The junta’s reliance on Russian mercenaries has backfired spectacularly. Rather than stabilizing the country, these forces have been linked to widespread human rights abuses and civilian massacres. This brutality has become a powerful recruitment tool for JNIM, alienating the population and further undermining the regime’s credibility. The partnership has proven militarily ineffective, with Russian forces often confined to their bases, unable to secure the vast territory.

So, is Mali on the brink? The immediate, cinematic fall of Bamako may not be inevitable or even JNIM’s preferred short-term goal. They may find more value in slowly strangling the state, consolidating control over the periphery, and watching the center weaken from within. But this is a distinction without a lasting difference. The sustained pressure is collapsing Mali from the inside out.
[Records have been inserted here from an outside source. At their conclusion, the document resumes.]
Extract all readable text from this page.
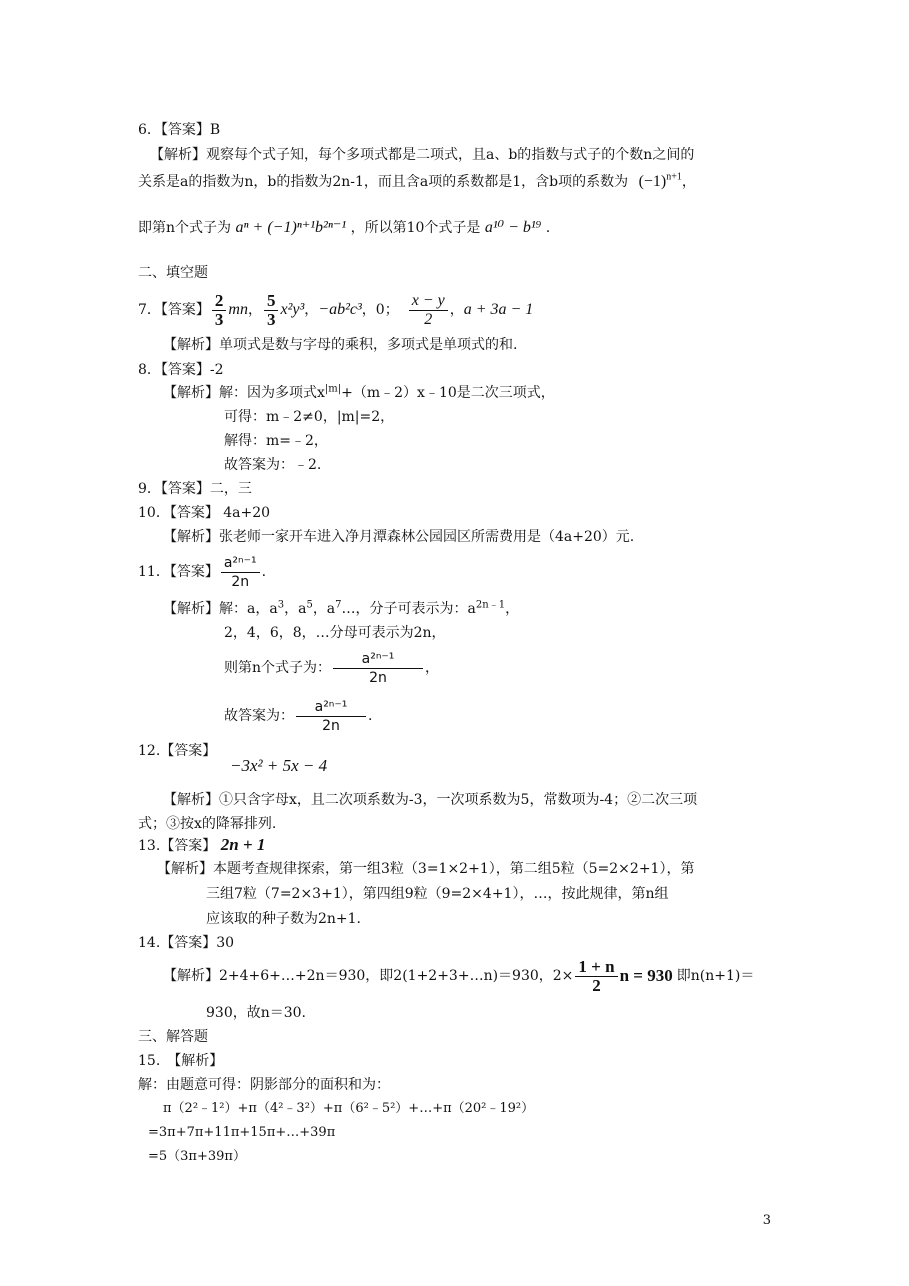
6．【答案】B
【解析】观察每个式子知，每个多项式都是二项式，且a、b的指数与式子的个数n之间的
关系是a的指数为n，b的指数为2n-1，而且含a项的系数都是1，含b项的系数为 $(-1)^{n+1}$，
即第n个式子为 aⁿ + (−1)ⁿ⁺¹b²ⁿ⁻¹ ，所以第10个式子是 a¹⁰ − b¹⁹ .
二、填空题
7．【答案】 $\frac{2}{3}$ mn ， $\frac{5}{3} x^2y^3$ ， −ab²c³ ，0； $\frac{x - y}{2}$ ， a + 3a − 1
【解析】单项式是数与字母的乘积，多项式是单项式的和.
8．【答案】-2
【解析】解：因为多项式$x^{|m|}+(m﹣2)x﹣10$是二次三项式，
可得：m﹣2≠0，|m|=2，
解得：m=﹣2，
故答案为：﹣2.
9．【答案】二，三
10．【答案】 4a+20
【解析】张老师一家开车进入净月潭森林公园园区所需费用是（4a+20）元.
11．【答案】 $\frac{\text{a²ⁿ⁻¹}}{2n}$ .
【解析】解：a，$a^3$，$a^5$，$a^7\dots$，分子可表示为：$a^{2n﹣1}$，
2，4，6，8，…分母可表示为2n，
则第n个式子为： $\frac{\text{a²ⁿ⁻¹}}{2n}$ ，
故答案为： $\frac{\text{a²ⁿ⁻¹}}{2n}$ .
12.【答案】
−3x² + 5x − 4
【解析】①只含字母x，且二次项系数为-3，一次项系数为5，常数项为-4；②二次三项
式；③按x的降幂排列.
13.【答案】 2n + 1
【解析】本题考查规律探索，第一组3粒（3=1×2+1），第二组5粒（5=2×2+1），第
三组7粒（7=2×3+1），第四组9粒（9=2×4+1），…，按此规律，第n组
应该取的种子数为2n+1.
14.【答案】30
【解析】2+4+6+…+2n＝930，即2(1+2+3+…n)＝930，$2\times \frac{1 + n}{2}$ n = 930 即n(n+1)＝
930，故n＝30.
三、解答题
15.　【解析】
解：由题意可得：阴影部分的面积和为：
π（2²﹣1²）+π（4²﹣3²）+π（6²﹣5²）+…+π（20²﹣19²）
=3π+7π+11π+15π+…+39π
=5（3π+39π）
3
The ultimate conclusion is that Mali is being hollowed out. Whether the final push happens next month or in two years, the result is likely the same: a failed state. The danger is not merely a change of management in Bamako, but the creation of a vast, ungoverned space in the heart of the Sahel. This would mirror the conditions that spawned the Islamic State in Iraq and Syria, but with even less international will or capacity to intervene.